When To Communicate Rather Than Promise

I find myself making promises sometimes that are really more for me. I don’t really like that anymore because I see something else now. For example, I’ll make a promise to my 4 year old that I’m going to do this or that with him because that will make him feel happy. Then I notice I’m making this promise to him in the midst of a crazy day or week and I have told him “sorry bud not right now” or “maybe later” about 10 times already. On the surface, that promise is innocent and buys me some time. It takes the pressure of me (so I thought) and allows my son to find something else to do until I can get done with what I’m doing. All set, right? Eh. Let’s talk some more.

So now that I’m off work my son knows that and he is simply ready for me to fulfill that promise. After all, he held up his end of the promise by accepting this offer and putting his vulnerability (his need for me) away temporarily based on my end of the promise. A promise is a two way deal and you are not the only one putting yourself on the line for it. So now it’s after work, I’ve come out of my home office to some housework and it’s also time to cook. Oh yeah and I’m tired and don’t want any more social interaction at the moment. Then what happens is I forcefully accept that I made a promise and go “spend time” with my son. You know, that time that no one wants because people want you to want them and not just do something from a legal mindset and it’s so easy to tell. Now he feels crushed and is done playing. A 4 year old, done playing. From here I feel regret and weak and shameful because I couldn’t put my feelings away long enough to meet his needs. I now feel inadequate and I’m touchy. My wife can tell so there are no opportunities for connection there either. “Why can’t I catch a break! I just want some time to recharge!” You start questioning if you are being selfish and here you are, down this road of garbage. I am the one that did this though.

See when I made that promise to Elijah it wasn’t just me putting my neck out there. He had a part as well that also put himself out there. This is how a promise creates risk for both the promiser and the promisee:


Since it is now clear that a promise is a two-part deal and we are pulling another person into this place of responsibility, we have to start being very careful with our promises.
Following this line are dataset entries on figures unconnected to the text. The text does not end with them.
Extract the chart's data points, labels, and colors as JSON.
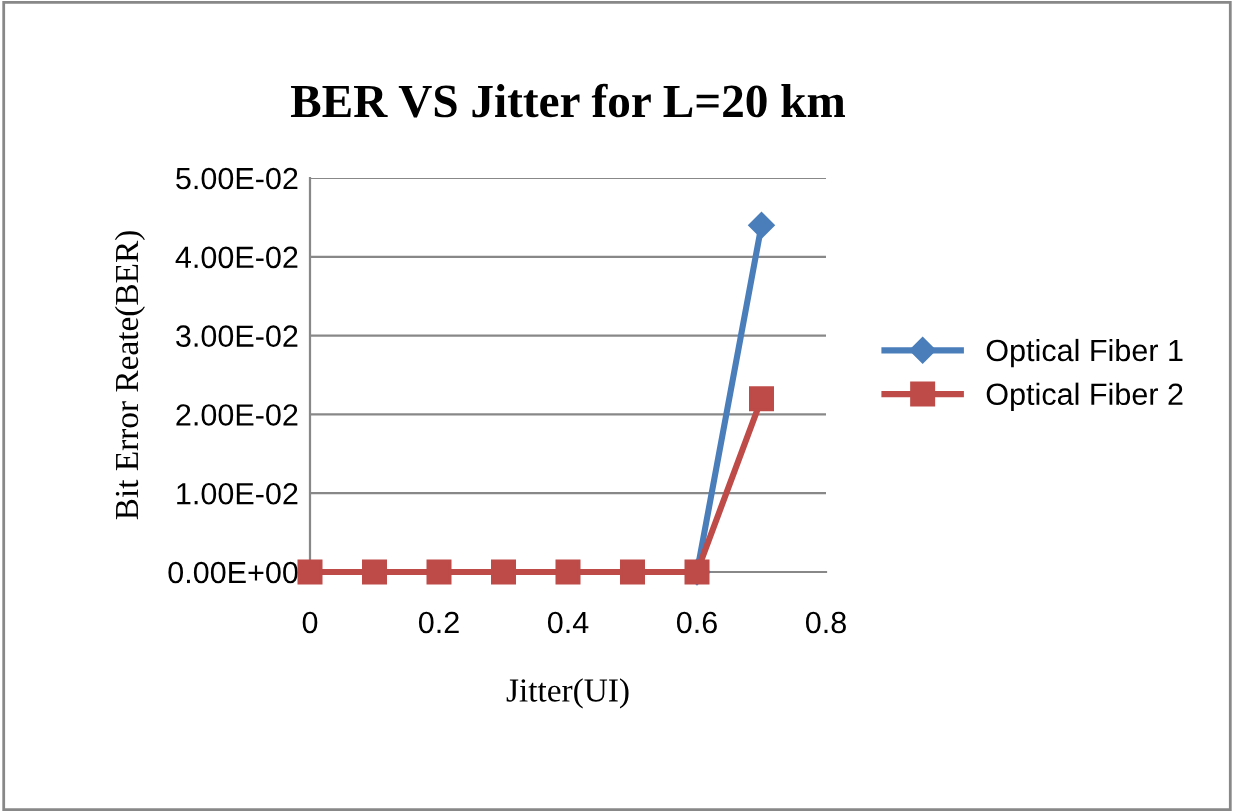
{
  "chart_data": {
    "type": "line",
    "title": "BER VS Jitter for L=20 km",
    "xlabel": "Jitter(UI)",
    "ylabel": "Bit Error Reate(BER)",
    "x": [
      0,
      0.1,
      0.2,
      0.3,
      0.4,
      0.5,
      0.6,
      0.7
    ],
    "series": [
      {
        "name": "Optical Fiber 1",
        "color": "#4a7ebb",
        "marker": "diamond",
        "values": [
          null,
          null,
          null,
          null,
          null,
          null,
          0,
          0.044
        ]
      },
      {
        "name": "Optical Fiber 2",
        "color": "#be4b48",
        "marker": "square",
        "values": [
          0,
          0,
          0,
          0,
          0,
          0,
          0,
          0.022
        ]
      }
    ],
    "xlim": [
      0,
      0.8
    ],
    "xticks": [
      0,
      0.2,
      0.4,
      0.6,
      0.8
    ],
    "ylim": [
      0,
      0.05
    ],
    "yticks": [
      {
        "value": 0,
        "label": "0.00E+00"
      },
      {
        "value": 0.01,
        "label": "1.00E-02"
      },
      {
        "value": 0.02,
        "label": "2.00E-02"
      },
      {
        "value": 0.03,
        "label": "3.00E-02"
      },
      {
        "value": 0.04,
        "label": "4.00E-02"
      },
      {
        "value": 0.05,
        "label": "5.00E-02"
      }
    ],
    "grid": "y",
    "legend": "right",
    "line_style": "solid"
  }
}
We should only make promises we plan on keeping come hell or high water. Proverbs 22:26-27 talks about accepting someone else’s debt (risk) but it gives us this principle that we should not offer something we are not good for:

“Don’t agree to guarantee another person’s debt or put up security for someone else. If you can’t pay it, even your bed will be snatched from under you.”

The benefit of keeping your word as a man will affirm yourself in a very deep way. This is all based on the scripture (Matthew 7:12, The Golden Rule) that we should treat others as we want to be treated-we treat other people with care and respect because that’s what we want. If you expect that treatment but do not provide it, you may have some difficult truths to accept about yourself in order to grow.
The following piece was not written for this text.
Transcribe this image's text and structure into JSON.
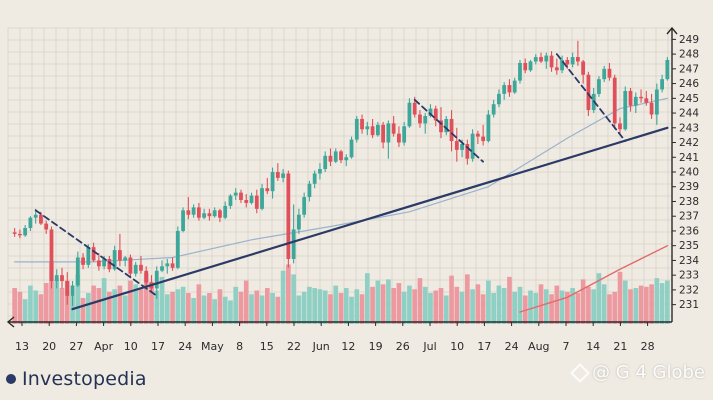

So what could I have done besides make the promise? I mean I was a bit backed in the corner, right? My son was upset and what I said made him feel better for a bit. I could have just talked to him. Communicate.

What would have happened had I removed that pressure from myself? Didn’t I know that by the end of my workday I wasn’t going to feel like being goofy and playing right away? I knew I would have to cook and eat and I knew I would need a few minutes to myself to “switch hats” from work to dad. I know that had I not had that pressure, all those feelings of inadequacy would have been eliminated. That would have allowed me an opportunity to connect with my wife, which I obviously needed. Then I could have connected with my son after getting fueled up a little myself. So what would that communication have looked like?

I think something like this: “Elijah, daddy is working today and I miss you so much! Today I’m doing this at work.. but I’ll be ready to play as soon as I can.” Maybe you could help me with dinner after work and then once our tummies are full we can see what we want to do?”

This is a perfect example of when just communicating is actually better than a promise. Sometimes it has been a crazy week and I need to make that promise that I will make happen if it’s the last thing I do. But here, it’s just a normal day. Here’s why this is more appropriate than a promise:

  • It takes the pressure off you. This removes that horrible feeling of letting someone down.
  • It protects the other person from disappointment, which in turns protects us from the pain we create for people.
  • It gives them an opportunity to show you some love. I believe people are generally good. So if they know you are having a tough day, I’m sure they go into help mode. That makes them feel good (and occupies their time), which makes you feel good and want to return it.

In this situation, no one hurts and we all move forward and connect when we can without forcing it. There will be times when things are just tough but even then, keep communicating. Don’t resort to a promise, ever, unless you are able to accept the risks of all the people involved and stay within your means.

Next time you are pulled in different directions by those people or things you love, weigh your priorities and go down the list. Then you can determine who is impacted. Your kids, your wife, your friends? Then decide if you should just communicate or if you should make that promise.